As product development professionals, we know that getting customer feedback is a key component of the product development process. If crafted carefully, these sessions can uncover true unmet needs, unlock the next product innovation, and create market share gains, all while creating something that contributes to society. As quoted during one of our last focus groups, “Magic stuff happens here.”

When designing your research, are you doing all that you can to promote inclusive thinking? By focusing on the design of your study—through overall theme and by paying attention to the details in the process—you can uncover new perspectives that you may not have considered, if not for being deliberate in your actions. Instead of just avoiding structures that create biases, we need to actively incorporate inclusivity.

Our team performed a study titled “Designing Solutions to Empower Women,” which focused on women’s viewpoints and how those could be incorporated into life insurance product development. I would love to share some of my experiences and tips collected along the way.

  1. There is an abundance of folks who are willing to have the conversation focused on inclusivity. Our program was designed for 50 participants, and we had 140 people volunteer by the next day. I’ve never been a part of a research project with so many people that were eager and willing to participate, fully engage, and make a difference. I would note that we did not restrict who could volunteer for this project based on gender.
  2. Book Keynote Speakers to kick off the event. We booked three of our top external wholesalers and our chief marketing officer, who spoke to the full group of 50 participants about inclusion at our company, leadership, having confidence, leading with non-verbal communication, building a mentorship network, and leveraging emotional intelligence. I was so energized by this panel—by their leadership, their passion, and how they’ve overcome challenges in our industry to thrive—that I was ready to run through a brick wall and so were the participants. If you have hosted a focus group on sensitive topics before, you know that there is always a large part of the focus group spent trying to get the participants comfortable enough to share their true feelings. By leveraging this large group session to get folks in the right frame of mind, we were able to get personal feedback much faster than most of our studies. Talk about building trust!
  3. Educational sessions and pre-work can lead to deeper conversations. While we don’t always do this, for this study we provided pre-read marketing material and did an educational session after the keynote on existing products relevant to the discussion. This helped as a refresher to get the participants minds focused and ready to concentrate on the deeper conversation.
  4. Structure of smaller focus groups is important. We held a first round of our smaller breakout focus groups immediately after the large group presentations. We didn’t want to lose the momentum from the large group if we waited or staggered the breakouts. We used members of our product development team as moderators for the concurrent sessions, and it was imperative that we gave them the tools to succeed.
    • A well written moderator guide that had built-in icebreakers for sharing personal stories.
    • A standard template for inputting information from the conversation.
    • An open instant messaging chat window shared among the moderators which was monitored by product experts and a technical resource, so if any problems arose with the group dynamics, questions, logistics, or video conferencing, resources were on standby.

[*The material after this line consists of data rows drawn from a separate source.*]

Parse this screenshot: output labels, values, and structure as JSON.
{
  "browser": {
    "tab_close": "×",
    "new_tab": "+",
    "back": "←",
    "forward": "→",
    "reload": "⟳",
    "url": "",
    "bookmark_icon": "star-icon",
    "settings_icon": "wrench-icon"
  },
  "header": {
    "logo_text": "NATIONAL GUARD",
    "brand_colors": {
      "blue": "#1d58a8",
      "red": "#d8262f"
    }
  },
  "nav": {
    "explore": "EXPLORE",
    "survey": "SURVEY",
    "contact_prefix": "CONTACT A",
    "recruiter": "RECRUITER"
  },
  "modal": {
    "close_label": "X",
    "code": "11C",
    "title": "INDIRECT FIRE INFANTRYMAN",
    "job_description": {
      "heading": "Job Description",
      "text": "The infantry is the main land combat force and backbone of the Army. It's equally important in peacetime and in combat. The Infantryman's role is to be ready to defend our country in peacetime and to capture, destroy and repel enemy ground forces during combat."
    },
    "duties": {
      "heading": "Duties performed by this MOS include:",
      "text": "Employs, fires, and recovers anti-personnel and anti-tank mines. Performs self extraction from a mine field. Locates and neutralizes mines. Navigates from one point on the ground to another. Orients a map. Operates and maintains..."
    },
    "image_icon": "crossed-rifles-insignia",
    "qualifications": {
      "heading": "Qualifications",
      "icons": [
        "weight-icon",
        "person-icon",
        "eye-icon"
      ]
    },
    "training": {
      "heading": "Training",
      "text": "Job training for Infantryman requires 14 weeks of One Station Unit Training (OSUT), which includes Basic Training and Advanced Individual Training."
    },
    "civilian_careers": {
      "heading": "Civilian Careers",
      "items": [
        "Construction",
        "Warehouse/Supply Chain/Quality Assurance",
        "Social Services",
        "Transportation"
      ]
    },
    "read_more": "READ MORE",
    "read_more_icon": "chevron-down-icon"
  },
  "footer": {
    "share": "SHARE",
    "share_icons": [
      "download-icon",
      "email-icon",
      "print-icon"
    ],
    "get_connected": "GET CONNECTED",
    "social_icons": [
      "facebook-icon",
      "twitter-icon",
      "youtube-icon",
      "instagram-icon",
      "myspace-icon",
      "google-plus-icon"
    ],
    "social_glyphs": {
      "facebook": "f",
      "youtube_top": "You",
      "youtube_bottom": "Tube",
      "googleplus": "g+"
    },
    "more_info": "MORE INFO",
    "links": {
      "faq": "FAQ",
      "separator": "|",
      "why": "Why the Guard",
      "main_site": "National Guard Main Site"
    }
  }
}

    As with many of our focus groups, we targeted five participants per group. I find that with three or less participants per group, the conversation is less robust. Any more than six, and not all the voices in the room are heard. Keeping neurodiversity in mind, an introvert’s opinions are just as important as ones from an extrovert.

  5. Using a two-session format can enable you to dig deeper. As with any focus group or survey result, you can find yourself asking “what did they really mean by that answer? I want to know more.” By planning to have two separate sessions, you can have time in between sessions to digest the information and determine where you want to dig deeper in the second session. One thing we found beneficial was to make sure to have the same participants and moderator in both sessions, so that the trust and comfortability built in the first session carry over to the second.
  6. Keep communication flowing. We had the entire group reconvene two more times after the initial keynote presentations and the educational sessions. Immediately following the first breakouts, we went group-by-group to discuss several of the discussion points and their outcomes with the larger group. We were also able to share data from surveys and word clouds from focus group answers, enabled by the technology built into the templates. Our great staff was able to compile the data real-time to share results immediately back to the participants. We were able to then do live polling of the large group which helped us to really narrow down what we wanted to focus on for the next session. Right before kicking off the second breakout session, we presented more product education, focusing on the deeper dive issues we identified during the first meeting.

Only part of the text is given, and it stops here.